I tried to run my Spark/Scala code 2.3.0 on a Cloud Dataproc cluster 1.4 where there's Spark 2.4.8 installed. I faced an error concerning the reading of avro files. Here's my code :
sparkSession.read.format("com.databricks.spark.avro").load(input)
This code failed as expected. Then I added this dependency to my pom.xml
file:
<dependency>
<groupId>org.apache.spark</groupId>
<artifactId>spark-avro_2.11</artifactId>
<version>2.4.0</version>
</dependency>
Which made my code run successfully. And this is the part that I don't understand , I'm still using the module com.databricks.spark.avro
in my code. Why is adding org.apache.spark.avro
dependency solved my problem, knowing that I'm not really using it in my code?
I was expecting that I will need to change my code to something like this:
sparkSession.read.format("avro").load(input)

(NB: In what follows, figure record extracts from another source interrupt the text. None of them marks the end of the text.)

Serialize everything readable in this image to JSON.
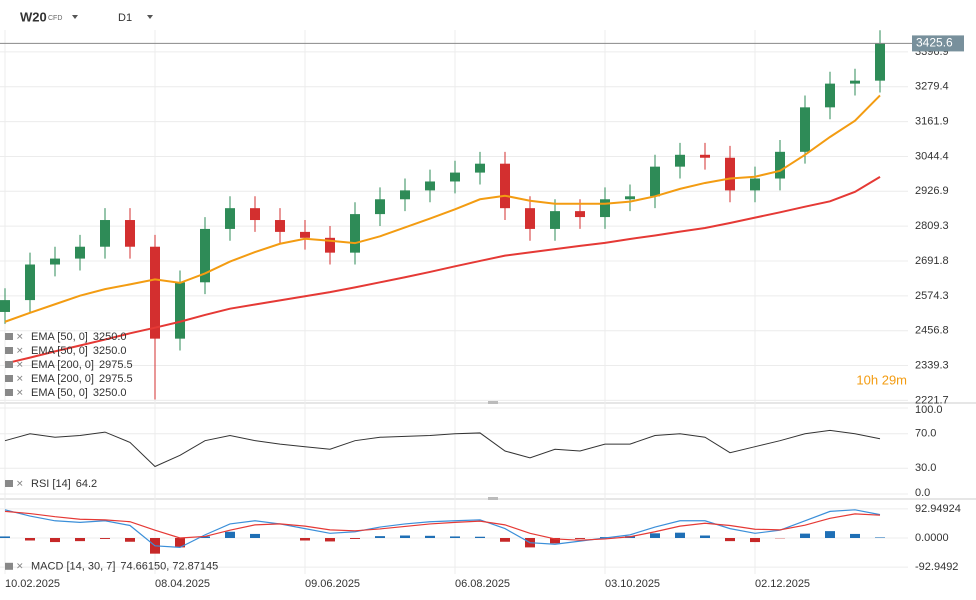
{
  "header": {
    "symbol": "W20",
    "badge": "CFD",
    "timeframe": "D1"
  },
  "countdown": "10h 29m",
  "chart_data": [
    {
      "type": "candlestick",
      "categories": [
        "10.02.2025",
        null,
        null,
        null,
        null,
        null,
        "08.04.2025",
        null,
        null,
        null,
        null,
        null,
        "09.06.2025",
        null,
        null,
        null,
        null,
        null,
        "06.08.2025",
        null,
        null,
        null,
        null,
        null,
        "03.10.2025",
        null,
        null,
        null,
        null,
        null,
        "02.12.2025",
        null,
        null,
        null,
        null,
        null
      ],
      "open": [
        2520,
        2560,
        2680,
        2700,
        2740,
        2830,
        2740,
        2430,
        2620,
        2800,
        2870,
        2830,
        2790,
        2770,
        2720,
        2850,
        2900,
        2930,
        2960,
        2990,
        3020,
        2870,
        2800,
        2860,
        2840,
        2900,
        2910,
        3010,
        3050,
        3040,
        2930,
        2970,
        3060,
        3210,
        3290,
        3300
      ],
      "high": [
        2600,
        2720,
        2740,
        2780,
        2870,
        2870,
        2780,
        2660,
        2840,
        2910,
        2910,
        2870,
        2830,
        2810,
        2890,
        2940,
        2970,
        3000,
        3030,
        3060,
        3060,
        2910,
        2900,
        2900,
        2940,
        2950,
        3050,
        3090,
        3090,
        3080,
        3010,
        3100,
        3250,
        3330,
        3340,
        3470
      ],
      "low": [
        2480,
        2520,
        2640,
        2660,
        2700,
        2700,
        2225,
        2390,
        2580,
        2760,
        2790,
        2750,
        2730,
        2680,
        2680,
        2810,
        2860,
        2890,
        2920,
        2950,
        2830,
        2760,
        2760,
        2800,
        2800,
        2860,
        2870,
        2970,
        3000,
        2890,
        2890,
        2930,
        3020,
        3170,
        3250,
        3260
      ],
      "close": [
        2560,
        2680,
        2700,
        2740,
        2830,
        2740,
        2430,
        2620,
        2800,
        2870,
        2830,
        2790,
        2770,
        2720,
        2850,
        2900,
        2930,
        2960,
        2990,
        3020,
        2870,
        2800,
        2860,
        2840,
        2900,
        2910,
        3010,
        3050,
        3040,
        2930,
        2970,
        3060,
        3210,
        3290,
        3300,
        3425.6
      ],
      "up_color": "#2e8b57",
      "down_color": "#d32f2f",
      "series": [
        {
          "name": "EMA [50, 0]",
          "color": "#f39c12",
          "values": [
            2487,
            2517,
            2546,
            2575,
            2597,
            2613,
            2630,
            2618,
            2650,
            2690,
            2722,
            2750,
            2767,
            2760,
            2752,
            2775,
            2805,
            2835,
            2866,
            2900,
            2912,
            2895,
            2885,
            2885,
            2885,
            2892,
            2910,
            2935,
            2955,
            2970,
            2976,
            2996,
            3050,
            3110,
            3165,
            3250
          ]
        },
        {
          "name": "EMA [200, 0]",
          "color": "#e53935",
          "values": [
            2346,
            2366,
            2387,
            2407,
            2427,
            2448,
            2467,
            2487,
            2510,
            2531,
            2545,
            2559,
            2573,
            2587,
            2603,
            2620,
            2637,
            2655,
            2674,
            2692,
            2710,
            2721,
            2732,
            2743,
            2753,
            2766,
            2778,
            2791,
            2803,
            2820,
            2838,
            2856,
            2875,
            2893,
            2925,
            2975.5
          ]
        }
      ],
      "legend": [
        {
          "name": "EMA [50, 0]",
          "value_label": "3250.0"
        },
        {
          "name": "EMA [50, 0]",
          "value_label": "3250.0"
        },
        {
          "name": "EMA [200, 0]",
          "value_label": "2975.5"
        },
        {
          "name": "EMA [200, 0]",
          "value_label": "2975.5"
        },
        {
          "name": "EMA [50, 0]",
          "value_label": "3250.0"
        }
      ],
      "current_price": 3425.6,
      "ylim": [
        2213,
        3545
      ],
      "yticks": [
        2221.7,
        2339.3,
        2456.8,
        2574.3,
        2691.8,
        2809.3,
        2926.9,
        3044.4,
        3161.9,
        3279.4,
        3396.9
      ],
      "grid": true
    },
    {
      "type": "line",
      "name": "RSI [14]",
      "value_label": "64.2",
      "color": "#333333",
      "values": [
        62,
        70,
        66,
        68,
        72,
        60,
        32,
        45,
        62,
        68,
        62,
        58,
        55,
        52,
        62,
        66,
        67,
        68,
        70,
        71,
        50,
        42,
        52,
        50,
        58,
        58,
        68,
        70,
        66,
        48,
        55,
        62,
        70,
        74,
        70,
        64.2
      ],
      "ylim": [
        0,
        100
      ],
      "yticks": [
        {
          "value": 0,
          "label": "0.0"
        },
        {
          "value": 30,
          "label": "30.0"
        },
        {
          "value": 70,
          "label": "70.0"
        },
        {
          "value": 100,
          "label": "100.0"
        }
      ],
      "grid": true
    },
    {
      "type": "macd",
      "name": "MACD [14, 30, 7]",
      "value_label": "74.66150, 72.87145",
      "series": [
        {
          "name": "MACD",
          "color": "#3b8fd9",
          "values": [
            90,
            70,
            55,
            50,
            55,
            40,
            -25,
            -30,
            10,
            45,
            55,
            45,
            30,
            15,
            20,
            35,
            45,
            52,
            55,
            58,
            30,
            -15,
            -20,
            -10,
            0,
            10,
            35,
            55,
            55,
            30,
            15,
            25,
            55,
            85,
            90,
            74.6615
          ]
        },
        {
          "name": "Signal",
          "color": "#e53935",
          "values": [
            85,
            78,
            68,
            60,
            58,
            52,
            25,
            0,
            5,
            25,
            42,
            45,
            38,
            26,
            23,
            29,
            37,
            45,
            50,
            54,
            42,
            15,
            -3,
            -7,
            -3,
            4,
            20,
            38,
            47,
            40,
            28,
            26,
            41,
            63,
            77,
            72.87145
          ]
        }
      ],
      "histogram": [
        5,
        -8,
        -13,
        -10,
        -3,
        -12,
        -50,
        -30,
        5,
        20,
        13,
        0,
        -8,
        -11,
        -3,
        6,
        8,
        7,
        5,
        4,
        -12,
        -30,
        -17,
        -3,
        3,
        6,
        15,
        17,
        8,
        -10,
        -13,
        -1,
        14,
        22,
        13,
        1.8
      ],
      "hist_up_color": "#1f6fb5",
      "hist_down_color": "#c62828",
      "ylim": [
        -115,
        115
      ],
      "yticks": [
        {
          "value": -92.9492,
          "label": "-92.9492"
        },
        {
          "value": 0,
          "label": "0.0000"
        },
        {
          "value": 92.94924,
          "label": "92.94924"
        }
      ],
      "grid": true
    }
  ]
}
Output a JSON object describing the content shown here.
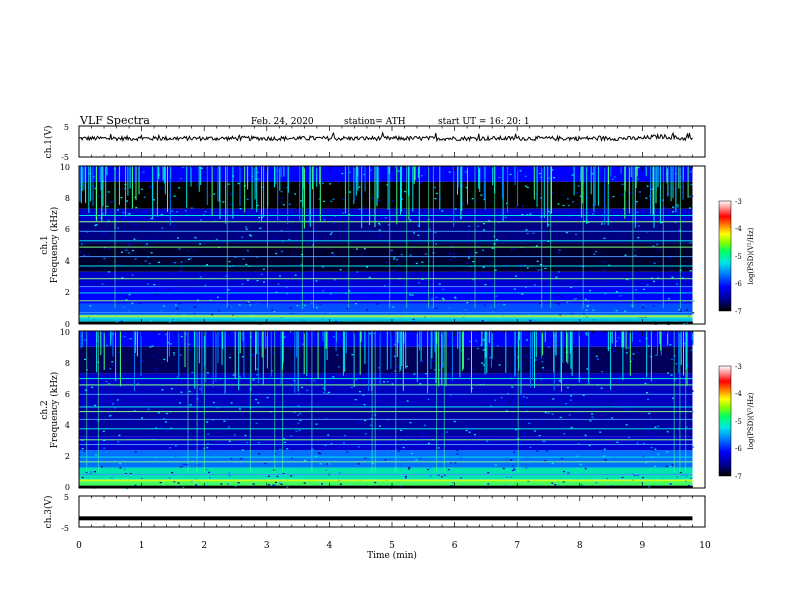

This is historic artifact of the fact that initially Spark Avro support was added by Databricks in their proprietary Spark Runtime as com.databricks.spark.avro
format, when Sark Avro support was added to open-source Spark as avro
format then, for backward compatibility, support of the com.databricks.spark.avro
format was retained if spark.sql.legacy.replaceDatabricksSparkAvro.enabled
property is set to true
:
If it is set to true, the data source provider com.databricks.spark.avro is mapped to the built-in but external Avro data source module for backward compatibility.